De vez en cuando, en alguna reunión social, los que se sienten parte de una clase privilegiada pueden sorpresivamente, o más bien en forma deliberada, llevar la conversación a esos estadios arcanos y preguntar por ejemplo: “¿Y tú, de qué solar eres?” Y queda claro que los que pertenecemos a otros grupos sociales del país no accedemos de la misma manera a la memoria, por cuanto las vicisitudes con las que hemos irrumpido han alterado la preservación de la memoria oral y sus escasos contactos con los documentos escritos son dispersos y fragmentados. Para los que somos resultado de la convergencia de muchas sangres, hijos de la hibridez, el mestizaje, la orfandad del origen remoto hizo que nuestros antepasados más bien omitieran valiosa información sobre los que nos precedieron. Al menos era lo que sucedía hasta hace un par décadas. La era tecnológica que hemos comenzado a vivir desde que se masificó la máquina fotográfica, la grabadora y posteriormente la cámara y el set de aparatos que han venido después, garantizan que el pasado permanecerá en las futuras generaciones.
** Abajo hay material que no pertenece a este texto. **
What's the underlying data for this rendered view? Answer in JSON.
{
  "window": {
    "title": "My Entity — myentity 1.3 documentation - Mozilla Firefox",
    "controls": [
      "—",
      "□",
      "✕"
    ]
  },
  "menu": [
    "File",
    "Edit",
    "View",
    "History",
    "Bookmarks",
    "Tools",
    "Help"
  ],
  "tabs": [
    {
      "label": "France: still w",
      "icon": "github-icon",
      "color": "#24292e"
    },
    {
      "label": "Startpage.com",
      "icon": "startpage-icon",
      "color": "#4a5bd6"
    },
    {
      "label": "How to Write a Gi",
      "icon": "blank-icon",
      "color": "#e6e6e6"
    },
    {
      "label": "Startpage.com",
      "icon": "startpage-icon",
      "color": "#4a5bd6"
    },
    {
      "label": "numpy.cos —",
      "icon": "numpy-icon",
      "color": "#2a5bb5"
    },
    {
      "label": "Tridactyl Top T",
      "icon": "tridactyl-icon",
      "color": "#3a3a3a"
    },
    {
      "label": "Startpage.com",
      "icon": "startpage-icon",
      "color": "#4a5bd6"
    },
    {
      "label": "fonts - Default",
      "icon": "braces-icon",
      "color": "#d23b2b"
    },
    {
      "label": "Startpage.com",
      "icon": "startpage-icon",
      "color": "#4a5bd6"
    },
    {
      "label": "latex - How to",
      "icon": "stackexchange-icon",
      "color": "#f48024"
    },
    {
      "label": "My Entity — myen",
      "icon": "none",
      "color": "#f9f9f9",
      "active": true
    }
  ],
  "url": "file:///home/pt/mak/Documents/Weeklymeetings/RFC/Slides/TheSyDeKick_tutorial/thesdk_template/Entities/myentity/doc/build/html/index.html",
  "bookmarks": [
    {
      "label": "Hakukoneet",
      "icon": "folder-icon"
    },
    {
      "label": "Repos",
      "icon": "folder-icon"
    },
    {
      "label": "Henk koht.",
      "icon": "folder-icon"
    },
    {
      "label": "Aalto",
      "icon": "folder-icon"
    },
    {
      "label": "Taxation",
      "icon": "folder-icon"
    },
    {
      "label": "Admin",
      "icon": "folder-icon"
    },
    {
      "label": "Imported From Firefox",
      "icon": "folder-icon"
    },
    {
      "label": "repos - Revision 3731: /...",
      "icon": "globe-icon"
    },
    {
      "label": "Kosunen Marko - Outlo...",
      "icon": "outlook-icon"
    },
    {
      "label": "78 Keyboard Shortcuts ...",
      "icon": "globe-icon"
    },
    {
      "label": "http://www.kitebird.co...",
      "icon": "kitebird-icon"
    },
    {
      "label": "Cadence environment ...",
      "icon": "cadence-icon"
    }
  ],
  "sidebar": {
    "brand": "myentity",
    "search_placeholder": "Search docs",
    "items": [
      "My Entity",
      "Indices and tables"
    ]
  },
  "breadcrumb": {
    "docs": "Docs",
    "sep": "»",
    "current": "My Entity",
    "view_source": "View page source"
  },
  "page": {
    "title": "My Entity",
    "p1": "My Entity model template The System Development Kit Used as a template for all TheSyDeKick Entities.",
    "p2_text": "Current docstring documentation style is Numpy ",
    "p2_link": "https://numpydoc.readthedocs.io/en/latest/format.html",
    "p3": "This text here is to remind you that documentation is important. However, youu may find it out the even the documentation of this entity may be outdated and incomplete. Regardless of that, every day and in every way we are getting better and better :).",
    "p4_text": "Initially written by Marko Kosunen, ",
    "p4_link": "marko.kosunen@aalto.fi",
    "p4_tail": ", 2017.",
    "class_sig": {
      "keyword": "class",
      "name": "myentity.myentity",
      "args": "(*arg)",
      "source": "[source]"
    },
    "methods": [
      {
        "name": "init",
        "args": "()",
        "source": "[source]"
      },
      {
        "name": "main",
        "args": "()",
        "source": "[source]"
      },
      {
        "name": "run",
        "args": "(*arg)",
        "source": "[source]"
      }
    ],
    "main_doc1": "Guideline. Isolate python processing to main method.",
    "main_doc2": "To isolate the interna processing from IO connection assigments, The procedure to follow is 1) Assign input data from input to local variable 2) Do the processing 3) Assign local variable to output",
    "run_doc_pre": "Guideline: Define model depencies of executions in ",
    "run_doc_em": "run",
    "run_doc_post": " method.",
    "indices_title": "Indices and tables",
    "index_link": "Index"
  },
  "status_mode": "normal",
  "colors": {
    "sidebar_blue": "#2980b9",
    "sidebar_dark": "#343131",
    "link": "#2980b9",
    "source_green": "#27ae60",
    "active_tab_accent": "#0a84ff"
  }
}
Pero, en particular respecto a mi familia, se podrá decir que la estirpe de su ancestro primero esta en un domador de caballos que vivió gran parte del siglo XIX, que transitó por los campos de secano de la comarca de Cauquenes, en permanente atención a los posibles requerimientos de sus servicios. Alcancé a conocer a su último hijo, que era hermanastro de mi abuelo paterno y de mi abuela materna, él había heredado de él una larga vida y la virilidad de procrear hijos a una edad avanzada. No hay muchos datos, salvo que tenía algún dedo menos en una mano, perdido en las durezas de su oficio. Lo imagino en un buen caballo, resultado de su oficio, abrazado al paisaje de los ciclos productivos del ganado, de la crianza de ganados o de la abundancia de los vinos rústicos de las tierras de rulos. Quizás su fuerte era la mediería y no la posesión, pues con su muerte se extingue el vínculo con los parajes de ese Santos Bravo, que al parecer trasmitió un cierto don que llevó a sus hijos a buscar nuevos horizontes. Con ese lejano bisabuelo del Chile previo al centenario, al menos para nuestra familia, se pierden los trazos de nuestra vinculación directa con la vida rural. Mi abuelo paterno se radicará primero en Valparaíso y después en Curicó, dedicado a labores comerciales; mi abuela materna, luego de enviudar, se estableció con su hermano y se casó con el que sería mi abuelo paterno, el español vasco Cuervo Larrondo  comenzando nuestro periplo por el valle del Cachapoal. Algo así como la revolución neolítica a escala familiar, que tiene su anecdotario y sus imágenes sepias, que desde su tiempo nos precisan un pasado indeleble, referencial, y son miradas febriles que transitan por nosotros, remitidas estructuras habitantes de lo onírico y la vastedad de lo ido, luz de lo que vendrá.